By the same token, Jorge Colombo of the New Yorker uses the iPhone app “Brushes” every week for his cartoon depicting city life, aptly called “Finger Painting.” This week he sketched a scene at a diner counter in New York City that he called “At the Counter,” where he painted an image of a woman at a diner counter where he ate one day.
Indeed, well-developed technology can inadvertently become art. However, art can also be contrived from the simplest means, like food.
The New Yorker’s Steve Brodner, who did a series of political cartoons for the magazine’s website, illustrated various political observations in one cartoon segment he called “Straight Talk Egg-spress,” where he used egg salad to share his views of political events leading up to the 2008 presidential election. Not only did he tie food and politics together, but made an amusing and informative piece of art that pushed the bounds of what I considered (at the time) to be creative expression.
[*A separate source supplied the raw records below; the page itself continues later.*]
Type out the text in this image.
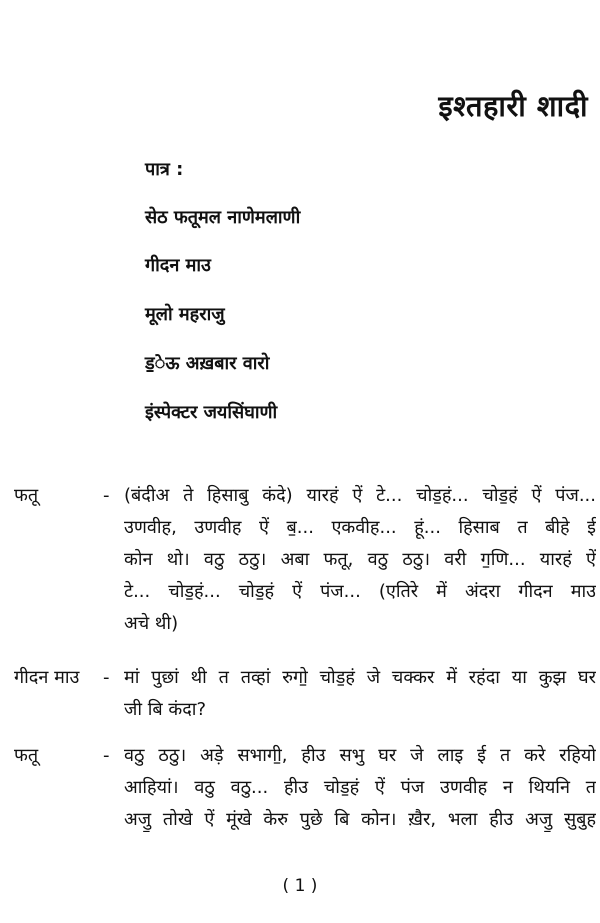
इश्तहारी शादी
पात्र :
सेठ फतूमल नाणेमलाणी
गीदन माउ
मूलो महराजु
ड॒ेऊ अख़बार वारो
इंस्पेक्टर जयसिंघाणी
फतू	- (बंदीअ ते हिसाबु कंदे) यारहं ऐं टे... चोड॒हं... चोड॒हं ऐं पंज...
उणवीह, उणवीह ऐं ब॒... एकवीह... हूं... हिसाब त बीहे ई
कोन थो। वठु ठठु। अबा फतू, वठु ठठु। वरी ग॒णि... यारहं ऐं
टे... चोड॒हं... चोड॒हं ऐं पंज... (एतिरे में अंदरा गीदन माउ
अचे थी)
गीदन माउ - मां पुछां थी त तव्हां रुगो॒ चोड॒हं जे चक्कर में रहंदा या कुझ घर
जी बि कंदा?
फतू	- वठु ठठु। अड़े सभागी॒, हीउ सभु घर जे लाइ ई त करे रहियो
आहियां। वठु वठु... हीउ चोड॒हं ऐं पंज उणवीह न थियनि त
अजु॒ तोखे ऐं मूंखे केरु पुछे बि कोन। ख़ैर, भला हीउ अजु॒ सुबुह
( 1 )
That kind of creative expression fueled an effort to revitalize the lobby in the Museum of Modern Art in New York. Yoshio Taniguchi, the architect who designed the layout of the museum, created a space the New York Times’ Carol Vogel called “awkward,” which posed a challenge to the museum’s curators. Vogel wrote in her Dec. 2 article that the museum, which takes up an entire city block, is often used as a detour for city pedestrians who want to avoid street traffic. The ever-fluctuating temperatures of the museum make it difficult to preserve art, resulting in the conclusion to bring in plants””a happy alternative for not just museum employees but passers-by as well.
The new terrariums, which feature a modern design, house ferns that complement the otherwise cold, industrial architecture of the museum.
Art, no matter how or why it is created, can illustrate different sentiments. Whether it is in the form of egg salad to express a political view or in the form of a collection of colorful brain images that grace your coffee table, unusual art can indeed be just as enjoyable and provocative as traditional, standardized forms of art.